017-06-27 10:46:28+02:00The container is being stopped because it has failed too many health checks.
ex7c0
2017-06-27 10:56:44+02:00The container is being stopped because it has failed too many health checks.
2w2g1
2017-06-27 11:09:53+02:00The container is being stopped because it has failed too many health checks.
vjz7x
2017-06-27 11:20:18+02:00The container is being stopped because it has failed too many health checks.
r2e0j
2017-06-27 11:39:06+02:00The container is being stopped because it has failed too many health checks.
7b758
2017-06-27 11:53:24+02:00The container is being stopped because it has failed too many health checks.
nkje5
2017-06-27 12:16:42+02:00The container is being stopped because it has failed too many health checks.
bf1nj
2017-06-27 12:30:05+02:00The container is being stopped because it has failed too many health checks.
ghh56
2017-06-27 12:57:36+02:00The container is being stopped because it has failed too many health checks.
xp1nd
2017-06-27 13:16:15+02:00The container is being stopped because it has failed too many health checks.
sgvhs
2017-06-27 13:26:43+02:00The container is being stopped because it has failed too many health checks.
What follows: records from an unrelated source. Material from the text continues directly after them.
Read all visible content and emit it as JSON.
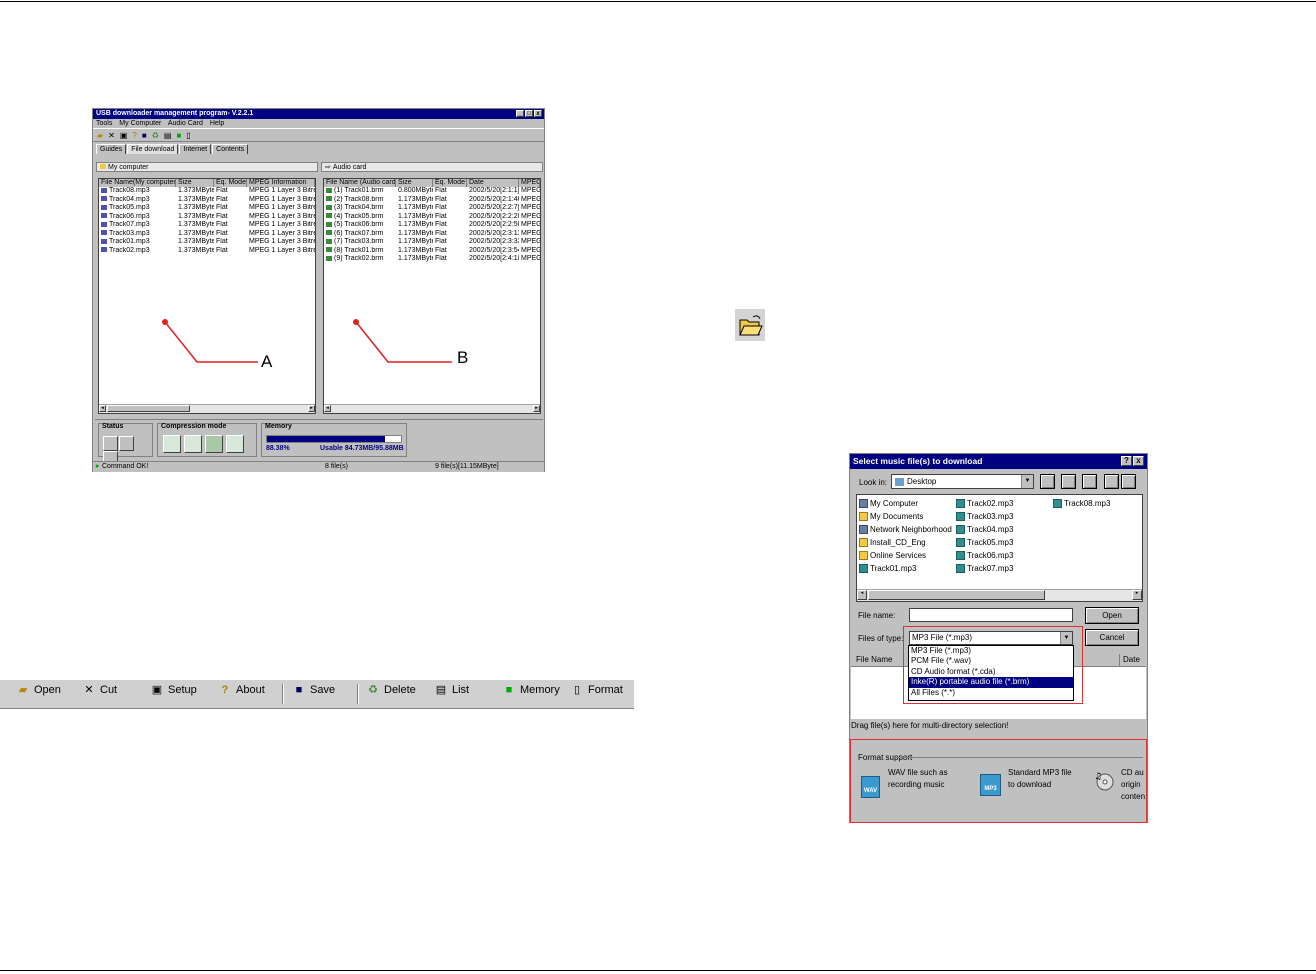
{
  "main_window": {
    "title": "USB downloader management program- V.2.2.1",
    "title_controls": [
      "_",
      "□",
      "x"
    ],
    "menu": [
      "Tools",
      "My Computer",
      "Audio Card",
      "Help"
    ],
    "tabs": [
      "Guides",
      "File download",
      "Internet",
      "Contents"
    ],
    "left_panel": {
      "label": "My computer",
      "columns": [
        "File Name(My computer)",
        "Size",
        "Eq. Mode",
        "MPEG Information"
      ],
      "rows": [
        [
          "Track08.mp3",
          "1.373MByte",
          "Flat",
          "MPEG 1 Layer 3 Bitre"
        ],
        [
          "Track04.mp3",
          "1.373MByte",
          "Flat",
          "MPEG 1 Layer 3 Bitre"
        ],
        [
          "Track05.mp3",
          "1.373MByte",
          "Flat",
          "MPEG 1 Layer 3 Bitre"
        ],
        [
          "Track06.mp3",
          "1.373MByte",
          "Flat",
          "MPEG 1 Layer 3 Bitre"
        ],
        [
          "Track07.mp3",
          "1.373MByte",
          "Flat",
          "MPEG 1 Layer 3 Bitre"
        ],
        [
          "Track03.mp3",
          "1.373MByte",
          "Flat",
          "MPEG 1 Layer 3 Bitre"
        ],
        [
          "Track01.mp3",
          "1.373MByte",
          "Flat",
          "MPEG 1 Layer 3 Bitre"
        ],
        [
          "Track02.mp3",
          "1.373MByte",
          "Flat",
          "MPEG 1 Layer 3 Bitre"
        ]
      ],
      "callout": "A"
    },
    "right_panel": {
      "label": "Audio card",
      "columns": [
        "File Name (Audio card)",
        "Size",
        "Eq. Mode",
        "Date",
        "MPEG"
      ],
      "rows": [
        [
          "(1) Track01.brm",
          "0.800MByte",
          "Flat",
          "2002/5/20[2:1:1]",
          "MPEG"
        ],
        [
          "(2) Track08.brm",
          "1.173MByte",
          "Flat",
          "2002/5/20[2:1:46]",
          "MPEG"
        ],
        [
          "(3) Track04.brm",
          "1.173MByte",
          "Flat",
          "2002/5/20[2:2:7]",
          "MPEG"
        ],
        [
          "(4) Track05.brm",
          "1.173MByte",
          "Flat",
          "2002/5/20[2:2:28]",
          "MPEG"
        ],
        [
          "(5) Track06.brm",
          "1.173MByte",
          "Flat",
          "2002/5/20[2:2:50]",
          "MPEG"
        ],
        [
          "(6) Track07.brm",
          "1.173MByte",
          "Flat",
          "2002/5/20[2:3:11]",
          "MPEG"
        ],
        [
          "(7) Track03.brm",
          "1.173MByte",
          "Flat",
          "2002/5/20[2:3:33]",
          "MPEG"
        ],
        [
          "(8) Track01.brm",
          "1.173MByte",
          "Flat",
          "2002/5/20[2:3:54]",
          "MPEG"
        ],
        [
          "(9) Track02.brm",
          "1.173MByte",
          "Flat",
          "2002/5/20[2:4:18]",
          "MPEG"
        ]
      ],
      "callout": "B"
    },
    "status_section": {
      "status_label": "Status",
      "compression_label": "Compression mode",
      "memory_label": "Memory",
      "memory_percent": "88.38%",
      "memory_fill": 0.8838,
      "memory_usable": "Usable 84.73MB/95.88MB"
    },
    "statusbar": [
      "Command OK!",
      "8 file(s)",
      "9 file(s)[11.15MByte]"
    ]
  },
  "toolbar_strip": {
    "items": [
      {
        "icon": "open-folder-icon",
        "label": "Open"
      },
      {
        "icon": "cut-icon",
        "label": "Cut"
      },
      {
        "icon": "setup-icon",
        "label": "Setup"
      },
      {
        "icon": "question-icon",
        "label": "About"
      },
      {
        "icon": "floppy-icon",
        "label": "Save"
      },
      {
        "icon": "delete-icon",
        "label": "Delete"
      },
      {
        "icon": "list-icon",
        "label": "List"
      },
      {
        "icon": "memory-icon",
        "label": "Memory"
      },
      {
        "icon": "format-icon",
        "label": "Format"
      }
    ]
  },
  "open_icon_large": "open-folder-icon",
  "dialog": {
    "title": "Select music file(s) to download",
    "title_controls": [
      "?",
      "x"
    ],
    "look_in_label": "Look in:",
    "look_in_value": "Desktop",
    "col1": [
      "My Computer",
      "My Documents",
      "Network Neighborhood",
      "Install_CD_Eng",
      "Online Services",
      "Track01.mp3"
    ],
    "col2": [
      "Track02.mp3",
      "Track03.mp3",
      "Track04.mp3",
      "Track05.mp3",
      "Track06.mp3",
      "Track07.mp3"
    ],
    "col3": [
      "Track08.mp3"
    ],
    "file_name_label": "File name:",
    "file_name_value": "",
    "open_button": "Open",
    "files_of_type_label": "Files of type:",
    "files_of_type_value": "MP3 File (*.mp3)",
    "cancel_button": "Cancel",
    "dropdown_options": [
      "MP3 File (*.mp3)",
      "PCM File (*.wav)",
      "CD Audio format (*.cda)",
      "Inke(R) portable audio file (*.brm)",
      "All Files (*.*)"
    ],
    "selected_option": "Inke(R) portable audio file (*.brm)",
    "list_header_name": "File Name",
    "list_header_date": "Date",
    "drag_hint": "Drag file(s) here  for multi-directory selection!",
    "format_support_label": "Format support",
    "formats": [
      {
        "badge": "WAV",
        "text_line1": "WAV file such as",
        "text_line2": "recording music"
      },
      {
        "badge": "MP3",
        "text_line1": "Standard MP3 file",
        "text_line2": "to download"
      },
      {
        "badge": "",
        "text_line1": "CD au",
        "text_line2": "origin",
        "text_line3": "conten"
      }
    ],
    "colors": {
      "title": "#000080",
      "highlight": "#e03030"
    }
  }
}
ashhimself · June 27, 2017, 12:13pm

same for me… can’t deploy tried about 5 times now. App down in production for almost 4 hours.

maxhodges · June 27, 2017, 12:21pm

so what are the Galaxy alternatives these days IBM Bluemix still a viable alternative?

bartoftutormundi · June 27, 2017, 12:56pm

Meteor is aware of it now: http://status.meteor.com/incidents/tf630kbt1x2n

abernix · June 27, 2017, 1:01pm

The Galaxy engineers are investigating the issue.

I’m not a part of the Galaxy team but from what I understand apps which have IP Whitelisting enabled are not experiencing this issue. As a suggested workaround, consider enabling that additional feature temporarily in the Galaxy dashboard.

There is no need to actually whitelist anything (and you shouldn’t if you intend on turning it off later), but just merely having the feature active should be enough to work around the problem.

bartoftutormundi · June 27, 2017, 1:29pm

Thanks @abernix. This helped us.

maxhodges · June 27, 2017, 1:57pm

our apps are back up now.

maxhodges · June 27, 2017, 2:03pm

app is up but noticed that APM is not tracking. No new events (Japan time zone btw)

flean · June 27, 2017, 2:23pm

My site is still down…It’s been hours. Since 2:34am PST this sucks

flean · June 27, 2017, 2:28pm

My app is back, fingers crossed it doesn’t die again

abernix · June 27, 2017, 4:14pm

Meteor APM is currently catching up on a backlog of APM stats. It will recover and stats were always being collected (though it’s worth pointing out that non high-availability apps which were down will not have stats to offer during their downtime).

Apps with existing “high-availability” deployments (those who pre-incident had their number of containers set to 3 or higher and were not affected by this outage), will have the Meteor APM data points aggregated and logged soon.

It is my understanding that all affected apps should be back online.